Y presa de un ataque de histeria, comenzó a dar pataditas sobre el pavimento y a rechinar los dientes. Cada tanto largaba una suerte de graznido corto, amortiguado, algo así como «¡gí!». «¡gi!»; o «¡jí!». «¡jíj!». Tan horrible era que la guardia, armada con fusiles eléctricos, irrumpió en el despacho. Estaban absolutamente convencidos de que el Influ intentaba asesinar al Kratos de las Lenguas mediante el procedimiento de introducirle en la tráquea todas las tizas del pizarrón, una por una. El jefe de la guardia, incluso, equipado con una pistola neutrónica, ladró: «¡Largálo, puto!», o algo similar, antes de verificar con gran sorpresa que, en realidad, nada ocurría.
Katel los expulsó con un gesto impaciente de la mano, como diciendo: «Déjense de hacer estupideces».
La verdad era que el jerarca estaba muy preocupado ante la posibilidad de tener que encerrar al Influ en el manicomio. Y no lo turbaba tanto la suerte de este último, como la posibilidad horrenda de quedarse sin su bufón predilecto. Tal temor, por suerte para ambos, no se justificaba. No bien el Influible vio a los guardias, se pegó tal cagazo que la histeria se le pasó en un segundo. Azorado, sus rodillas temblaban.

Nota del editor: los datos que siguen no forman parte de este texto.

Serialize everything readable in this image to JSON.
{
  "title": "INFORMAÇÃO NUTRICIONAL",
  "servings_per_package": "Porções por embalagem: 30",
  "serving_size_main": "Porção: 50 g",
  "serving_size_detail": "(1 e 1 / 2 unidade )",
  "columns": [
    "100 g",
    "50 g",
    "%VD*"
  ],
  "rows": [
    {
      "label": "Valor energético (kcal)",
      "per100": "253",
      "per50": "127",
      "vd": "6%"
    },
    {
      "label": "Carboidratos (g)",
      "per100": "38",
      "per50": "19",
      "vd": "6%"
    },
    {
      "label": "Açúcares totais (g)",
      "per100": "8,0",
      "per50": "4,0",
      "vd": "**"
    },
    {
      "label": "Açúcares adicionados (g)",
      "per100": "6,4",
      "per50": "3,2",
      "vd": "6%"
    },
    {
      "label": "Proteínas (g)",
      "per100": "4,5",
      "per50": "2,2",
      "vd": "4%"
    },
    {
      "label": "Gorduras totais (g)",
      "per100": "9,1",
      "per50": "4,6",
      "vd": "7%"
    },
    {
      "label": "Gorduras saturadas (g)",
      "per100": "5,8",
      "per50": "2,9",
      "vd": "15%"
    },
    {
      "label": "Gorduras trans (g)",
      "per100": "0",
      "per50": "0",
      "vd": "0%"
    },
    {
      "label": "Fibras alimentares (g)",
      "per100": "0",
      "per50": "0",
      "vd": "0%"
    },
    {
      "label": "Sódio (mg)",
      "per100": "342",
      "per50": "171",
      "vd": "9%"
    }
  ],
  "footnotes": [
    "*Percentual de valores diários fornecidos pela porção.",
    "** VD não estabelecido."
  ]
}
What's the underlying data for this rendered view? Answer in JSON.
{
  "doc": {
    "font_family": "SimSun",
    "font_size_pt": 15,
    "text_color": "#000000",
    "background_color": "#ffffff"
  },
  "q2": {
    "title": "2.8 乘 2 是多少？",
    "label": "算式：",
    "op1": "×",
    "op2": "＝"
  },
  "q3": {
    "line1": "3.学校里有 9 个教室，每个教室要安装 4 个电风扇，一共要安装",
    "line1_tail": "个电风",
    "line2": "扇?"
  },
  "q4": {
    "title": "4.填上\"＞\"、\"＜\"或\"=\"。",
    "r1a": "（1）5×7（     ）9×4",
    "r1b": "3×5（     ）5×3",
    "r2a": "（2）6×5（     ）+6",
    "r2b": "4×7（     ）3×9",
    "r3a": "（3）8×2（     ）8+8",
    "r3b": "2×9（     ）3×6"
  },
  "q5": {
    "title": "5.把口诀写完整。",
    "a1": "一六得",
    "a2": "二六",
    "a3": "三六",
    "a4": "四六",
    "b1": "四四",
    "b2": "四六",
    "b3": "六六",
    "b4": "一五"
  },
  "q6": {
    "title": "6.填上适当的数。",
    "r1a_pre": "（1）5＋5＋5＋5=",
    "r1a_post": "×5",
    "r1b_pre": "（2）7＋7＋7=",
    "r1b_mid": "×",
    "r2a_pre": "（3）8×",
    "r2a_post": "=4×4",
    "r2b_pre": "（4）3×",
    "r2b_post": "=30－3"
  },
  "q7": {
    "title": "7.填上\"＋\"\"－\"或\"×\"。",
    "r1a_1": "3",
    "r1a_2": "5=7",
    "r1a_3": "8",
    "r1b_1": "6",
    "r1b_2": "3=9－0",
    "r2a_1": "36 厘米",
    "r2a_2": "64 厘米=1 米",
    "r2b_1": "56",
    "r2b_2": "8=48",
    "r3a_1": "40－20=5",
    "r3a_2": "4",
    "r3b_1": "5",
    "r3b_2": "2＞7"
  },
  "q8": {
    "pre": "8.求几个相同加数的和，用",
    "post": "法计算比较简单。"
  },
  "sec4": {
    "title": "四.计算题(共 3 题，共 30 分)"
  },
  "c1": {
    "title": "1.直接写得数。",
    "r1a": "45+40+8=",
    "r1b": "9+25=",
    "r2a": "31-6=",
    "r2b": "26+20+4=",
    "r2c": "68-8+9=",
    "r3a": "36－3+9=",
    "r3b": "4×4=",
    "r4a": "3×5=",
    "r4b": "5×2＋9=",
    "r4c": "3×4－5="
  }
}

Viéndolo en aquel estado deplorable, el Kratos intentó transigir:
—Bueno, bueno. Vení, sentáte. Debo haber hecho mal los cálculos. Seguro que mi computadora está descompuesta. Tomá este Cruce del Rubicón triple; ¿o preferís un Asesinato frente a la estatua de Pompeyo? Y le ofreció dosis generosas de estos licores. El Influ procedió a zamparse ambos.